Por outro lado, ao fazer um hospital novo, todo bonito, todo equipadinho, passa a faltar o mais importante: os profissionais para lá trabalhar! E onde se vão buscar? A este... então este fecha, ou ficam os dois deficitários. A Lisboa? Sim, pois... se houve sempre grande dificuldade para trazer gente cá para baixo, era agora por milagre que viriam 2.000 profissionais de uma só vez. Só se for a Espanha... ok, tudo bem! Quanto a mim, nesta região, o que falta são hospitais mais pequenos - chamados de Nível 1 - com as ditas valências básicas, e a funcionarem eficazmente... não como o único, desse tipo, que aqui existe e é uma aberração. Por exemplo, Tavira era um excelente local para um hospital desse tipo, e deixava o Macário (a avestruz) todo contentinho.

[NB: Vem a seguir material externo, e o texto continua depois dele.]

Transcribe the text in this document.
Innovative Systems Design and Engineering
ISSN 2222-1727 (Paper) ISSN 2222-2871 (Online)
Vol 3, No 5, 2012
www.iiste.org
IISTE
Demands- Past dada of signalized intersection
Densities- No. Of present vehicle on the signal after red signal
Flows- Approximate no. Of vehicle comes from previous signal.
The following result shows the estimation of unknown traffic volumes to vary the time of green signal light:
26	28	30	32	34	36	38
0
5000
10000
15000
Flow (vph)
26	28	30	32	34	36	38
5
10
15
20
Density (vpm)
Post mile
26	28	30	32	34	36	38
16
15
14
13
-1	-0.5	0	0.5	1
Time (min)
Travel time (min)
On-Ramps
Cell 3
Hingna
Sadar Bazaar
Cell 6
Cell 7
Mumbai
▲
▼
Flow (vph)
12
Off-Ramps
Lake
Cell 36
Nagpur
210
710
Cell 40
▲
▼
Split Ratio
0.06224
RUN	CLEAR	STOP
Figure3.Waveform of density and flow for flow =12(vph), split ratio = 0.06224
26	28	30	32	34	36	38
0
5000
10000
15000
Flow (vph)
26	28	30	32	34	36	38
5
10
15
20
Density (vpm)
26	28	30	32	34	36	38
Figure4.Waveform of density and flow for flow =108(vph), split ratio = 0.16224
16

Mas, como gosto sempre de dar uma no cravo, outra na ferradura, aqui fica:
Mais uma vez assistimos ao habitual fólclore governativo portugues: Uma decisão de um governo anterior é alterada pelo novo governo, de repente, sem ser apresentada uma explicação ou um substrato que o justifique. Ou seja, porquê sim aos outros cinco e não a estes cinco que foram chumbados?